By removing ourselves from our constant engagement with screens, taking a step back from the technology that controls most of our lives, and instead engaging with our natural surroundings, we nurture both our body and mind. There’s something about being out in the world that reminds us that we are all part of a connected planet. I know that sounds cheesy, but it’s true- it’s very easy for us to feel separate from the outside around us. We wake up inside of a house, get directly into a car to go to work, where most of us sit inside for the majority of the day. If we are lucky, we might get to steal a few minutes outside at lunchtime or at the end of the day, but this is usually in a parking lot, which is not exactly Yellowstone. Then we go home, eat dinner, and watch TV before bed. Very few of us get to actually engage with our natural surroundings. By making an effort to instead spend some time outside, even if it’s just planting some flowers or chasing your kids around the yard, we get a chance to reconnect with a very different part of ourselves.
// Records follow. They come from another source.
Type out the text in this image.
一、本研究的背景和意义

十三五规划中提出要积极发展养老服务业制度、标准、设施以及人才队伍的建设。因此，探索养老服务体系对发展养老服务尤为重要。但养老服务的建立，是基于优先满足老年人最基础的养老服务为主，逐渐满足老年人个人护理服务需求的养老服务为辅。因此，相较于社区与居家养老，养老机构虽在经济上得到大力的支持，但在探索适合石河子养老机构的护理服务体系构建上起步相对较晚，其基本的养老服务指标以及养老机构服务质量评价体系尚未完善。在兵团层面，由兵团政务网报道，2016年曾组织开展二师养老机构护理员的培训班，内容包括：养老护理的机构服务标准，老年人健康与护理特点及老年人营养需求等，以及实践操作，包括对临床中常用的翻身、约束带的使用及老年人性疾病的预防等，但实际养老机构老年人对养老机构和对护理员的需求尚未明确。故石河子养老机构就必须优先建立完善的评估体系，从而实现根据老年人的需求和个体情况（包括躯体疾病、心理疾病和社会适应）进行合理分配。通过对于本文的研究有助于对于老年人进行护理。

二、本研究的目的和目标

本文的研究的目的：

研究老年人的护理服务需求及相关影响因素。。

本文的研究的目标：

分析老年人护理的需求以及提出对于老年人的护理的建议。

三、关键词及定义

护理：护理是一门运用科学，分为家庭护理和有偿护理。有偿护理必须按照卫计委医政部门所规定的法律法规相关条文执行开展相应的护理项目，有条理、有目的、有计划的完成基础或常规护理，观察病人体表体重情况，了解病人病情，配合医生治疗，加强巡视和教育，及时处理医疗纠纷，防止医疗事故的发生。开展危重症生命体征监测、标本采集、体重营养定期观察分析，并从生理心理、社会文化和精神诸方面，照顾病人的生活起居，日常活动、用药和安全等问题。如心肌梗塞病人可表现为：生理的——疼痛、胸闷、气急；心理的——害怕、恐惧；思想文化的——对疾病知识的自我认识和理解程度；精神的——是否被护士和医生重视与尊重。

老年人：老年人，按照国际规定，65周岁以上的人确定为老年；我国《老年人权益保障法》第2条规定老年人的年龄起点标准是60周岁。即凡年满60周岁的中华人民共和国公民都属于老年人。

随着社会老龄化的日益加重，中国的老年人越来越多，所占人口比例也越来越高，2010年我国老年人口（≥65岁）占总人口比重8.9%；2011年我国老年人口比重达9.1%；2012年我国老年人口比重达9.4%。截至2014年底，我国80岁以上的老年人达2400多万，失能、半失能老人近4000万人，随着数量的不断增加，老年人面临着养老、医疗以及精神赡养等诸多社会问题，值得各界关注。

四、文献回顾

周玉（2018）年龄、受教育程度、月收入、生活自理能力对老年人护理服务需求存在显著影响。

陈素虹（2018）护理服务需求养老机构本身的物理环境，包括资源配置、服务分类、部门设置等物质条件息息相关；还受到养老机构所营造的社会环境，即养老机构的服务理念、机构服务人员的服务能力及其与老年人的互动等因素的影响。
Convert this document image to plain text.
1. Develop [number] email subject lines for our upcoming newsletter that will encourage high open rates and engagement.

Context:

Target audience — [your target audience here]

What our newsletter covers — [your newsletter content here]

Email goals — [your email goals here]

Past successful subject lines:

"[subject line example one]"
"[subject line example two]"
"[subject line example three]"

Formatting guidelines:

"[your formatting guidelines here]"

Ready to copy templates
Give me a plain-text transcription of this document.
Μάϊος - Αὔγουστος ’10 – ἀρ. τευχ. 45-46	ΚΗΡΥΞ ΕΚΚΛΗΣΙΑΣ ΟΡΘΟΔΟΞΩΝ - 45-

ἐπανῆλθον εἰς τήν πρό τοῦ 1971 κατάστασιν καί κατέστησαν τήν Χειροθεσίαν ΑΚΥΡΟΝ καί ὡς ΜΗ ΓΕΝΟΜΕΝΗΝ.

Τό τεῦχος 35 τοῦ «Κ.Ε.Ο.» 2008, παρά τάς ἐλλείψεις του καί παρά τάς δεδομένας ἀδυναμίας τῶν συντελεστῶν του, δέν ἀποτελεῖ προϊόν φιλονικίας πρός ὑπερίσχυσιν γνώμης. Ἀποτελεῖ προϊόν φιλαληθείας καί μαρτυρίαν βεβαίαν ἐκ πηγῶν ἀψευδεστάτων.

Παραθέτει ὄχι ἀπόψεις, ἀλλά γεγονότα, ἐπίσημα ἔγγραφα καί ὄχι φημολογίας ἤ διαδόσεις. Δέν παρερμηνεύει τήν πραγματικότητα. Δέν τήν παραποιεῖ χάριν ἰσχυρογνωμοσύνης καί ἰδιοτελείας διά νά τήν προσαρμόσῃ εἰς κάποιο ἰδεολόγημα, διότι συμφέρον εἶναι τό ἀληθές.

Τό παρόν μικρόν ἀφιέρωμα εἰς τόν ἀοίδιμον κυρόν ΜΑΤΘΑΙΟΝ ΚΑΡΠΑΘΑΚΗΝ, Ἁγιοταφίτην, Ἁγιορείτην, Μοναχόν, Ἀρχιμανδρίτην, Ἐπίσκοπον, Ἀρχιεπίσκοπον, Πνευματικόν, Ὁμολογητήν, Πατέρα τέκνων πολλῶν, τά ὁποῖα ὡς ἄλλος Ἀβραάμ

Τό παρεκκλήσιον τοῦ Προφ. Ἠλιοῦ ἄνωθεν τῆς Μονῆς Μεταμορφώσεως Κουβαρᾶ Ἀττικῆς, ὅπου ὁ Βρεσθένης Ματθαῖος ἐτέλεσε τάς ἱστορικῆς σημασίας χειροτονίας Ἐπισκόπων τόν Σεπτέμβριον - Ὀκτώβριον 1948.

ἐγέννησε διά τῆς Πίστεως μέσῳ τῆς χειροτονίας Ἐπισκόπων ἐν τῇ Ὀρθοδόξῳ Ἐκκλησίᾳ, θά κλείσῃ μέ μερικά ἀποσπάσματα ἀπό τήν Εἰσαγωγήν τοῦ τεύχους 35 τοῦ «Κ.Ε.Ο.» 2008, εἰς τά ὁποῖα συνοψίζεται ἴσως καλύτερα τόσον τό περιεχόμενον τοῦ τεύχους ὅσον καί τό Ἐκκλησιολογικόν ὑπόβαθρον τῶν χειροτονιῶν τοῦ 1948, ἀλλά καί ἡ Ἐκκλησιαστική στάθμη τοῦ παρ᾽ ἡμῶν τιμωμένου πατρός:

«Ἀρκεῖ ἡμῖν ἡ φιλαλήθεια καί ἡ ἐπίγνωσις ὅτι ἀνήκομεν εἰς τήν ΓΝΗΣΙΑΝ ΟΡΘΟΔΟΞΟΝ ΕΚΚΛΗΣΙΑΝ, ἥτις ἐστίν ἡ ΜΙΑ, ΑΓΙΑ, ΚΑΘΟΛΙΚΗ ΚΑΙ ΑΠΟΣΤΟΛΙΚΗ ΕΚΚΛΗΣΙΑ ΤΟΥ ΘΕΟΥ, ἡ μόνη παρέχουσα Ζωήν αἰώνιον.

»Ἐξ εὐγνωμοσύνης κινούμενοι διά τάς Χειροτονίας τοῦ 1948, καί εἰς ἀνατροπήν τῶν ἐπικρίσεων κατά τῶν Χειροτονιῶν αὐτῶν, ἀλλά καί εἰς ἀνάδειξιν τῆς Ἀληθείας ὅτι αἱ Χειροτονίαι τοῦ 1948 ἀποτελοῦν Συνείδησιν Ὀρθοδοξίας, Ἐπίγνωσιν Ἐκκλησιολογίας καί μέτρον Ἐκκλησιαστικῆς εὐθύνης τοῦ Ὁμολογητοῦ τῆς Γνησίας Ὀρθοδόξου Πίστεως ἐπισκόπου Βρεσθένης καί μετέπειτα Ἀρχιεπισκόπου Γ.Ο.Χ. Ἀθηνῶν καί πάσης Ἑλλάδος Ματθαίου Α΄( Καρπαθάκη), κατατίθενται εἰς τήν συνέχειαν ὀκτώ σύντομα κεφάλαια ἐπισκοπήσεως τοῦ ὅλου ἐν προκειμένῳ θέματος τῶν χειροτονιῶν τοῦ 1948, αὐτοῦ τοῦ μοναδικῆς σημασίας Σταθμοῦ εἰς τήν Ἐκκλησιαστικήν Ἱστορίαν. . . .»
Being outside allows us to experience sights we only usually see on screens- streams and rivers, tall trees, and delicate flowers. We also encounter sounds we don’t often get to hear- actual birdsong, the wind in the trees, rain falling on puddles.

There is pleasure in the pathless woods, there is rapture in the lonely shore, there is society where none intrudes, by the deep sea, and music in its roar; I love not Man the less, but Nature more.

-Lord Byron

So how do we best enjoy the health benefits of nature? I personally love to explore unfamiliar outdoor places every chance I get. Anytime I travel, I love to find a new outdoor activity to try or a beautiful new landscape to explore.

Your favorite acupuncturist at the Wisconsin Dells last fall
Your favorite acupuncturist at the Wisconsin Dells last fall

I’ve always been like that, even as a kid. I grew up exploring the woods, swimming in a lake, and climbing rocks that would have given my parents a heart attack had they seen the size of them. My mom and brother love to explore new natural arenas as well- I’ve been to Yosemite and the Grand Canyon with my mom and to Zion, Arches National Park, and the Grand Tetons with my brother. My dad was more of an indoor person (he loved a good AC unit), but he would take my brother and me fishing when we were young and would take us to baseball fields and the golf course to let us run around to our hearts’ content.

Traveling is obviously a great way to explore nature, but even at home and on a budget, there are so many easy ways to enjoy nature. We are lucky here in Connecticut that many people are within a short distance of hiking trails, parks, and nature preserves. Even just finding time to sit outside after dinner, going for a family walk on the weekends, or taking a picnic lunch to the park can help you engage with the natural world around you.

A beautiful photo from right in the backyard (courtesy of my talented mom)
A beautiful photo from right in the backyard (courtesy of my talented mom)

Even if you don’t live near a state park, nature preserve, or forest, you can still find small areas of natural beauty. More and more cities now are understanding that having green space is an important aspect of developing healthy communities. Even small local parks may offer a respite from the hectic nature of an urban environment.

So get out there and enjoy! Let me know your favorite place to get outside and explore nature! I hope everyone has a wonderful rest of your week, and until next time, be well.


[i] Maas, J., Verheij, R. A., Groenewegen, P. P., de Vries, S., & Spreeuwenberg, P. (2006). Green space, urbanity, and health: how strong is the relation? Journal of Epidemiology and Community Health, 60(7), 587–592.